André Roeltgen Secrétaire général de l’OGBL
Lors de son sommet des 27 et 28 juin, le Conseil européen discutera de la dimension sociale de l’Europe. Est-ce le signe d’un revirement? Les chefs d’Etat et de gouvernement européens sont-t-ils enfin arrivés à la conclusion que la politique économique et monétaire néolibérale doit être stoppée afin d’éviter que le désastre social et politique n’empire? Donnera-t-on enfin une suite à la revendication de la Confédération européenne des syndicats et de l’OGBL de traiter sur pied d’égalité la dimension sociale et la politique économique et financière, au lieu de considérer le social comme secondaire?
Rien n’est moins sûr. En effet, si le Conseil européen se décidait, lors de son sommet de juin, pour une feuille de route politique soumettant et subordonnant les compétences nationales des pays européens en matière de politique sociale, salariale et de l’emploi au «diktat» et aux instruments de la politique européenne néolibérale monétaire, budgétaire et économique, alors la revalorisation de la dimension sociale restera sur le carreau. Au lieu d’une harmonisation vers le haut on risquerait une convergence sociale vers le bas.
Ce serait une catastrophe de plus pour la population européenne. Voilà pourquoi l’OGBL appelle le gouvernement luxembourgeois à s’engager clairement et fermement en faveur d’une intégration européenne en matière de politique sociale, donc pour une politique qui accordera à la dimension sociale une importance égale à la dimension économique et qui prend ses distances par rapport à la logique du dumping social et salarial en Europe.
L’OGBL s’oppose à une Europe qui veut détruire l’autonomie tarifaire des syndicats, qui veut imposer les systèmes salariaux d’en haut et dicter les orientations en matière de négociation salariale. L’OGBL s’oppose également à une politique européenne qui tente de nous convaincre que la meilleure voie pour combattre le chômage consiste en une «plus grande flexibilisation» du marché du travail, c.-à-d. en l’assouplissement des dispositions sur les contrats de travail, le temps de travail et le chômage. Et l’OGBL ne veut pas de cette Europe qui continue à dégrader les services publics et les systèmes publics de la sécurité sociale.
Les critiques montent en Europe. Et elles ne viennent plus uniquement du bord syndical. Même dans les milieux du capital des doutes surgissent si la politique d’austérité et le dumping salarial et social sont les bonnes recettes pour relancer l’économie et assainir les finances des Etats. Récemment, l’économiste en chef du Fonds monétaire international (FMI) a réclamé un renforcement «de la demande privée» afin de sortir l’Europe de la récession.

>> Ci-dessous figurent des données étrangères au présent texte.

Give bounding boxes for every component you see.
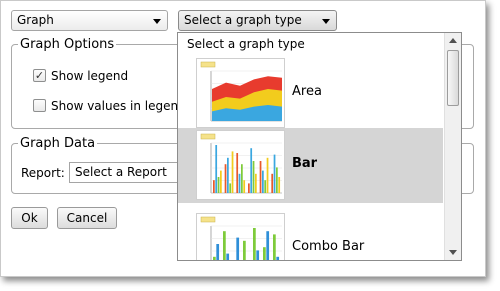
bar-mark [213,180,215,193]
graph-options-legend: Graph Options [20,37,115,52]
dropdown-placeholder-option[interactable]: Select a graph type [187,37,305,51]
scroll-down-arrow-icon[interactable] [449,250,457,255]
chevron-down-icon [322,19,330,24]
option-combo-bar[interactable]: Combo Bar [178,211,443,261]
bar-mark [227,157,229,193]
combo-bar-mark [243,240,246,260]
option-bar[interactable]: Bar [178,128,443,203]
dropdown-scrollbar[interactable] [444,33,461,260]
bar-mark [248,183,250,193]
area-chart-thumbnail [196,58,285,128]
combo-bar-mark [216,244,220,260]
bar-mark [220,170,222,193]
combo-bar-mark [266,231,270,260]
combo-bar-mark [263,247,266,260]
bar-mark [231,151,234,193]
bar-mark [262,170,264,193]
graph-type-select[interactable]: Select a graph type [178,10,337,31]
cancel-button[interactable]: Cancel [57,207,117,229]
option-combo-bar-label: Combo Bar [292,239,365,254]
bar-mark [224,164,227,193]
bar-mark [238,173,241,193]
option-area[interactable]: Area [178,56,443,131]
bar-mark [259,161,262,193]
bar-mark [243,180,246,193]
combo-bar-mark [236,237,240,260]
bar-mark [217,177,220,193]
bar-mark [276,167,278,193]
dialog-panel: Graph Select a graph type Graph Options … [0,0,486,277]
bar-mark [255,173,257,193]
bar-mark [264,180,267,193]
combo-bar-chart-thumbnail [196,213,285,261]
combo-bar-mark [246,260,249,261]
combo-bar-mark [256,250,260,260]
bar-mark [271,173,274,193]
combo-bar-mark [273,234,276,260]
bar-mark [266,157,269,193]
scrollbar-thumb[interactable] [447,50,459,106]
graph-select-value: Graph [17,13,54,27]
scroll-up-arrow-icon[interactable] [449,38,457,43]
combo-bar-mark [226,253,230,260]
bar-mark [273,154,276,193]
bar-mark [241,164,243,193]
option-bar-label: Bar [292,156,318,171]
option-area-label: Area [292,84,322,99]
combo-bar-mark [213,256,216,260]
report-select-value: Select a Report [75,165,167,179]
graph-data-legend: Graph Data [20,136,96,151]
show-values-label: Show values in legend [51,99,186,113]
bar-mark [250,148,253,193]
show-values-checkbox[interactable] [33,99,46,112]
show-legend-checkbox[interactable]: ✓ [33,69,46,82]
report-select[interactable]: Select a Report [69,162,179,183]
bar-mark [278,177,281,193]
graph-type-dropdown-list: Select a graph type Area Bar Combo Bar [177,32,462,261]
combo-bar-mark [276,256,280,260]
chevron-down-icon [153,19,161,24]
combo-bar-mark [223,231,226,260]
show-legend-label: Show legend [51,69,129,83]
bar-mark [252,161,255,193]
ok-button[interactable]: Ok [11,207,48,229]
bar-mark [215,145,218,193]
combo-bar-mark [253,228,256,260]
graph-type-select-value: Select a graph type [184,13,302,27]
bar-mark [229,183,232,193]
report-label: Report: [21,166,65,180]
bar-mark [236,153,239,193]
graph-select[interactable]: Graph [11,10,168,31]
bar-chart-thumbnail [196,130,285,200]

Déjà en janvier, il avait laissé entendre que de mauvais calculs étaient à l’origine des politiques d’austérité.
Opinion divergente chez l’UEL, qui en amont du débat sur la compétitivité au Parlement, avait lancé un appel pour étouffer le modèle social luxembourgeois. L’index serait à supprimer, le salaire social minimum à réduire à peau de chagrin et les assurances sociales devraient être dégradées aux dépens des assurés. Avec sa revendication de ne plus aligner les salaires au Luxembourg sur la productivité, mais sur salaires des pays voisins, l’UEL a dénoncé unilatéralement l’accord tripartite de 2006. Dans le secteur du bâtiment, le patronat est exactement sur cette ligne et de ce fait sur le point de déclencher un grave conflit social dans le cadre des négociations pour le renouvellement de la convention collective.
L’OGBL salue le fait que le Parlement luxembourgeois n’ait pas fait siennes les thèses de l’UEL et qu’il n’ait pas placé la question des salaires au centre de son analyse sur l’attractivité du site économique du Luxembourg. On est tenté de se demander pourquoi finalement, en janvier 2012, presque tous les députés ont voté la manipulation de l’index et les pertes de pouvoir d’achat jusqu’en 2014.
Les 66 000 membres de l’OGBL attendent en tout cas de leur syndicat qu’il empêche la dégradation des salaires et le démantèlement social au Luxembourg et qu’en même temps, il lutte pour une redistribution plus juste. Ils sont bien conscients que le salariat entier doit en temps de crise se montrer solidaire avec le plus important syndicat afin de réussir à parer les attaques contre les acquis sociaux. Ils exigent un OGBL, qui par le biais de négociations avec le gouvernement et le patronat, remplit cette mission.
Les membres de l’OGBL refusent tout simulacre de négociations et tout dialogue social fictif. Ils ne veulent pas d’un OGBL qui se met à la table des négociations sans pour autant avoir obtenu une réponse à la question principale: «sur quoi les négociations porteront-elles?». Le catalogue des revendications de l’UEL ne peut constituer une base de négociation!